I had seen the document before, and I checked it again this morning, just to be sure before writing to you. It seemed that you might find this interesting, because you mentioned the marriage on your Combs family genealogy page. It is interesting to me because I am a descendent of Thomas Cumby and his wife Agness [also spelled Agnes]. Thomas's surname has been spelled several ways, including Cumba, Cumboa, Comboa, and Cumbey. Later, it was usually Cumby. I have seen it spelled Combs or Cumbs only in transcriptions that were - to be kind- in error. The variant spellings were due to the fact that Thomas could not read or write, and his name was spelled the way it sounded to various officials who needed to record it.
Thomas and Agness had three children whose names are known to me: Major Weatherford Cumbia, George A. Cumby/later Cumbia, and Catharine Cumby Pritchard. There were at least three more male sons who I have not been able to identify. George Cumby was my great grandfather's father. By the time my grandfather arrived on the scene, the surname of his branch was spelled Cumbia.

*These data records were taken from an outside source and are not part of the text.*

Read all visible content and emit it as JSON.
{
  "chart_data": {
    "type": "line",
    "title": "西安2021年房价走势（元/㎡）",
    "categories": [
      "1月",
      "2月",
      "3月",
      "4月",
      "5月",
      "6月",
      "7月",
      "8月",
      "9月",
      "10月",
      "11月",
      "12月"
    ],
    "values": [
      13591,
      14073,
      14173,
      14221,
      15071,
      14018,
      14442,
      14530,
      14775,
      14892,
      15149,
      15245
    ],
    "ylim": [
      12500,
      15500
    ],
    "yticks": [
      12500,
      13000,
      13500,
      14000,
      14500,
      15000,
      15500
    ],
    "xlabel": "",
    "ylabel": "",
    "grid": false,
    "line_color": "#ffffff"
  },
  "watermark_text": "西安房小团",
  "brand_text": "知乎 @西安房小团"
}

I will admit to you that I doubt that there is much if any family connection between the Combs and Cumby lines. Your page was still interesting, and you have obviously done a lot of careful work. You are generous and kind to share the information on the Internet. I hope to check your page from time to time, and I expect it to remain interesting and to perhaps be useful to Cumby family researchers. Maybe the above notes on Thomas and Agness will be helpful to you.
Agness's father, by the way, was Rev. John Weatherford, one of the first Baptist preachers in America. Rev. Weatherford was thrown in the Chesterfield jail for preaching without a license. Patrick Henry represented him, in what was an early religious freedom case.The story is that the Rev. almost drove his jailors crazy with his loud and incessant preaching. The jailors beat him on the hands as he held himself up to the jailhouse window by the bars, leaving scars that remained for the rest of his life.